There was a time, although that time was more than 40 years ago and stretched back more than a century, that our courts adhered to the English common-law rule that government bore primary responsibility for the maintenance of sidewalks and the abutting owner of commercial or residential property was not liable for any condition of the sidewalk caused by action of the elements or by wear and tear incident to public use. Liability in New Jersey attached only for negligent construction or repair of the sidewalk or obstruction of the sidewalk by the owner in such a manner as to render it unsafe for passersby. Over the course of time, New Jersey Supreme Court justices in a dissent or concurrence would comment on the "gross injustice" of immunizing wrongdoers whose flagrant neglect of duty caused injury to innocent parties. But those voices, including that of Justice Morris Pashman, were ineffective in changing the "no liability" rule.

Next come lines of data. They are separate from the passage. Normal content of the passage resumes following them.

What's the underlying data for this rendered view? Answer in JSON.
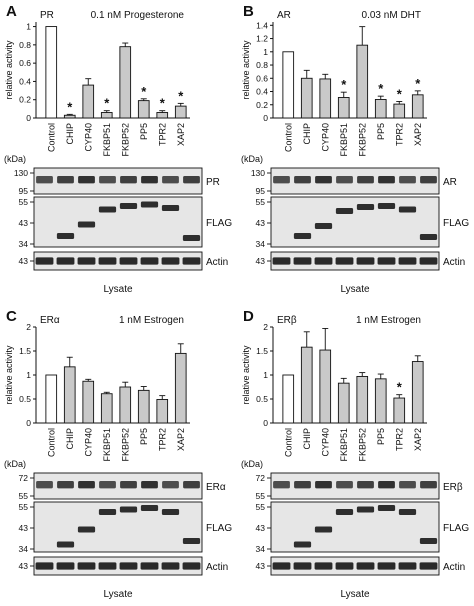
{
  "colors": {
    "control_bar": "#ffffff",
    "treated_bar": "#c9c9c9",
    "stroke": "#111111",
    "blot_bg": "#e6e6e6",
    "band": "#1a1a1a"
  },
  "chart_data": [
    {
      "type": "bar",
      "panel_letter": "A",
      "receptor": "PR",
      "treatment": "0.1 nM Progesterone",
      "ylabel": "relative activity",
      "ylim": [
        0,
        1.05
      ],
      "yticks": [
        "0",
        "0.2",
        "0.4",
        "0.6",
        "0.8",
        "1"
      ],
      "categories": [
        "Control",
        "CHIP",
        "CYP40",
        "FKBP51",
        "FKBP52",
        "PP5",
        "TPR2",
        "XAP2"
      ],
      "values": [
        1.0,
        0.03,
        0.36,
        0.06,
        0.78,
        0.19,
        0.06,
        0.13
      ],
      "errors": [
        0,
        0.01,
        0.07,
        0.02,
        0.04,
        0.02,
        0.02,
        0.03
      ],
      "significant": [
        false,
        true,
        false,
        true,
        false,
        true,
        true,
        true
      ],
      "star": "*",
      "blots": [
        {
          "label": "PR",
          "markers": [
            "130",
            "95"
          ]
        },
        {
          "label": "FLAG",
          "markers": [
            "55",
            "43",
            "34"
          ]
        },
        {
          "label": "Actin",
          "markers": [
            "43"
          ]
        }
      ],
      "kda_label": "(kDa)",
      "lysate_label": "Lysate"
    },
    {
      "type": "bar",
      "panel_letter": "B",
      "receptor": "AR",
      "treatment": "0.03 nM DHT",
      "ylabel": "relative activity",
      "ylim": [
        0,
        1.45
      ],
      "yticks": [
        "0",
        "0.2",
        "0.4",
        "0.6",
        "0.8",
        "1",
        "1.2",
        "1.4"
      ],
      "categories": [
        "Control",
        "CHIP",
        "CYP40",
        "FKBP51",
        "FKBP52",
        "PP5",
        "TPR2",
        "XAP2"
      ],
      "values": [
        1.0,
        0.6,
        0.59,
        0.31,
        1.1,
        0.28,
        0.21,
        0.35
      ],
      "errors": [
        0,
        0.12,
        0.07,
        0.08,
        0.28,
        0.05,
        0.04,
        0.06
      ],
      "significant": [
        false,
        false,
        false,
        true,
        false,
        true,
        true,
        true
      ],
      "star": "*",
      "blots": [
        {
          "label": "AR",
          "markers": [
            "130",
            "95"
          ]
        },
        {
          "label": "FLAG",
          "markers": [
            "55",
            "43",
            "34"
          ]
        },
        {
          "label": "Actin",
          "markers": [
            "43"
          ]
        }
      ],
      "kda_label": "(kDa)",
      "lysate_label": "Lysate"
    },
    {
      "type": "bar",
      "panel_letter": "C",
      "receptor": "ERα",
      "treatment": "1 nM Estrogen",
      "ylabel": "relative activity",
      "ylim": [
        0,
        2.0
      ],
      "yticks": [
        "0",
        "0.5",
        "1",
        "1.5",
        "2"
      ],
      "categories": [
        "Control",
        "CHIP",
        "CYP40",
        "FKBP51",
        "FKBP52",
        "PP5",
        "TPR2",
        "XAP2"
      ],
      "values": [
        1.0,
        1.17,
        0.87,
        0.61,
        0.75,
        0.68,
        0.49,
        1.45
      ],
      "errors": [
        0,
        0.2,
        0.04,
        0.03,
        0.1,
        0.08,
        0.08,
        0.2
      ],
      "significant": [
        false,
        false,
        false,
        false,
        false,
        false,
        false,
        false
      ],
      "star": "*",
      "blots": [
        {
          "label": "ERα",
          "markers": [
            "72",
            "55"
          ]
        },
        {
          "label": "FLAG",
          "markers": [
            "55",
            "43",
            "34"
          ]
        },
        {
          "label": "Actin",
          "markers": [
            "43"
          ]
        }
      ],
      "kda_label": "(kDa)",
      "lysate_label": "Lysate"
    },
    {
      "type": "bar",
      "panel_letter": "D",
      "receptor": "ERβ",
      "treatment": "1 nM Estrogen",
      "ylabel": "relative activity",
      "ylim": [
        0,
        2.0
      ],
      "yticks": [
        "0",
        "0.5",
        "1",
        "1.5",
        "2"
      ],
      "categories": [
        "Control",
        "CHIP",
        "CYP40",
        "FKBP51",
        "FKBP52",
        "PP5",
        "TPR2",
        "XAP2"
      ],
      "values": [
        1.0,
        1.58,
        1.52,
        0.83,
        0.97,
        0.92,
        0.52,
        1.28
      ],
      "errors": [
        0,
        0.32,
        0.45,
        0.1,
        0.08,
        0.1,
        0.07,
        0.12
      ],
      "significant": [
        false,
        false,
        false,
        false,
        false,
        false,
        true,
        false
      ],
      "star": "*",
      "blots": [
        {
          "label": "ERβ",
          "markers": [
            "72",
            "55"
          ]
        },
        {
          "label": "FLAG",
          "markers": [
            "55",
            "43",
            "34"
          ]
        },
        {
          "label": "Actin",
          "markers": [
            "43"
          ]
        }
      ],
      "kda_label": "(kDa)",
      "lysate_label": "Lysate"
    }
  ]
}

In 1970, the Legislature enacted N.J.S.A. 40:65-14, which empowered municipalities to require landowners to make repairs to and maintain abutting sidewalks. It also empowered municipalities to make the repairs and perform the necessary maintenance when landowners had failed to do so, but that enactment did not provide a liability remedy to passersby who had fallen on a sidewalk in disrepair or in need of maintenance.

Then in 1981 the Supreme Court, in Stewart v. 104 Wallace Street, 87 N.J. 146, held, in an opinion by the same Justice Pashman, that "commercial landowners are responsible for maintaining in reasonably good condition the sidewalks abutting their property and are liable to pedestrians injured as a result of their negligent failure to do so."